Falta de sol prejudica o desenvolvimento das plantas
A extensionista rural da Emater de Venâncio Aires, Djeimi Janisch, explica que todas as plantas precisam de sol para se desenvolverem. Isso porque ele é um dos principais ingredientes da fotossíntese, processo realizado pelas plantas para geração de energia. Por isso, uma sequência de dias de chuva pode baixar a qualidade delas e retardar o crescimento.
“Para uma fruta ser doce é preciso ter temperaturas amenas e sol”, comenta. Segundo a engenheira agrônoma, nos morangos, por exemplo, o excesso de chuva e dias nublados favorece o surgimento de doenças, como a botrytis, mais conhecida como podridão cinzenta. “A baixa luminosidade e a alta umidade do ar atrasam o desenvolvimento da fruta”, esclarece.

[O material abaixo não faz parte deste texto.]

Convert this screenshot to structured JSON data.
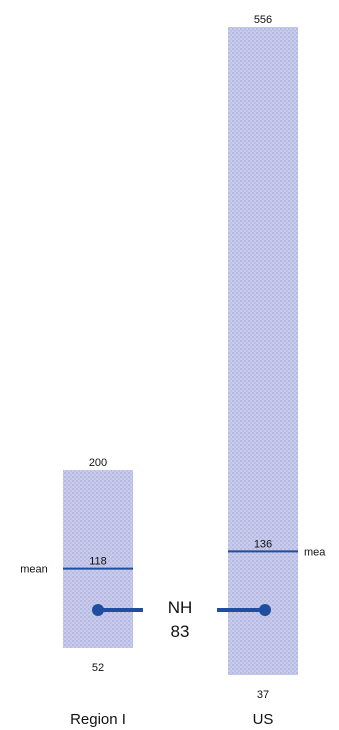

A profissional ainda observa que a safra de morangos foi afetada no período em que se paga mais pela fruta, tendo em vista a menor oferta dela no mercado. Com as hortaliças, a situação é bastante semelhante, porque também envolve o processo de fotossíntese. No caso desses produtos, a alta umidade favorece as doenças folheosas.

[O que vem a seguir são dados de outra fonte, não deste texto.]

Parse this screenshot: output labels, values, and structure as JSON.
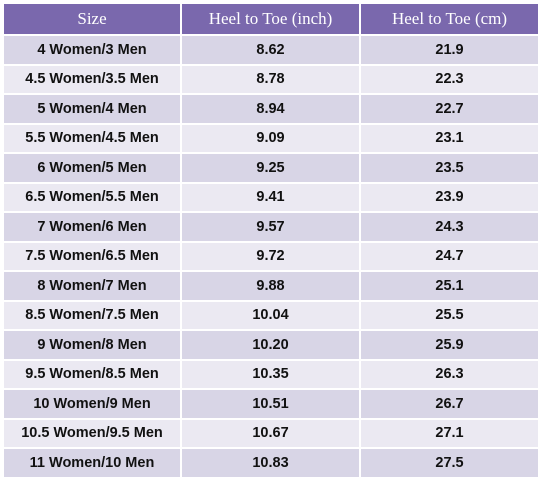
{
  "table": {
    "headers": [
      "Size",
      "Heel to Toe (inch)",
      "Heel to Toe (cm)"
    ],
    "rows": [
      [
        "4 Women/3 Men",
        "8.62",
        "21.9"
      ],
      [
        "4.5 Women/3.5 Men",
        "8.78",
        "22.3"
      ],
      [
        "5 Women/4 Men",
        "8.94",
        "22.7"
      ],
      [
        "5.5 Women/4.5 Men",
        "9.09",
        "23.1"
      ],
      [
        "6 Women/5 Men",
        "9.25",
        "23.5"
      ],
      [
        "6.5 Women/5.5 Men",
        "9.41",
        "23.9"
      ],
      [
        "7 Women/6 Men",
        "9.57",
        "24.3"
      ],
      [
        "7.5 Women/6.5 Men",
        "9.72",
        "24.7"
      ],
      [
        "8 Women/7 Men",
        "9.88",
        "25.1"
      ],
      [
        "8.5 Women/7.5 Men",
        "10.04",
        "25.5"
      ],
      [
        "9 Women/8 Men",
        "10.20",
        "25.9"
      ],
      [
        "9.5 Women/8.5 Men",
        "10.35",
        "26.3"
      ],
      [
        "10 Women/9 Men",
        "10.51",
        "26.7"
      ],
      [
        "10.5 Women/9.5 Men",
        "10.67",
        "27.1"
      ],
      [
        "11 Women/10 Men",
        "10.83",
        "27.5"
      ]
    ]
  },
  "colors": {
    "header_bg": "#7a68ad",
    "header_text": "#ffffff",
    "row_dark": "#d8d5e6",
    "row_light": "#ebe9f2",
    "cell_text": "#111111"
  }
}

Na beterraba, por exemplo, podem surgir manchas nas folhas. No brócolis, na couve-flor e no repolho podem aparecer manchas arredondadas, as chamadas alternarias. Além disso, é comum acontecer a podridão das raízes em função do solo encharcado. Outra dificuldade vivenciada pelos produtores é a continuidade do plantio, que muitas vezes pode ser atrasado por causa das precipitações.
Cuidados
Mesmo sem ter números das perdas, Djeimi estima que as cultivares mais afetadas são o brócolis e a couve-flor. Diante dessa situação, a extensionista rural da Emater orienta os agricultores a manterem o ambiente arejado e protegido, através da higienização da cobertura plástica, intensificarem a limpeza de plantas e realizarem o manejo preventivo, por meio de produtos biológicos. “É importante prevenir o desenvolvimento dessas doenças”, complementa.
O chefe do escritório local da Emater, Vicente Fin, acrescenta que a ocorrência de muitos dias de chuva em sequência também causou um atraso no plantio do trigo, em razão do aumento da área de cultivo do grão. Além disso, ele menciona que a safra safrinha plantada mais tardiamente também sofreu prejuízos.
Segundo ele, são cerca de 450 hectares prejudicados, especialmente porque não deu para as máquinas entrarem na lavoura para fazerem a colheita em razão do solo muito úmido. De forma geral, Fin também avalia que a chuva dificulta o trabalho diário nas propriedades, como nos afazeres que envolvem o gado de leite e de corte.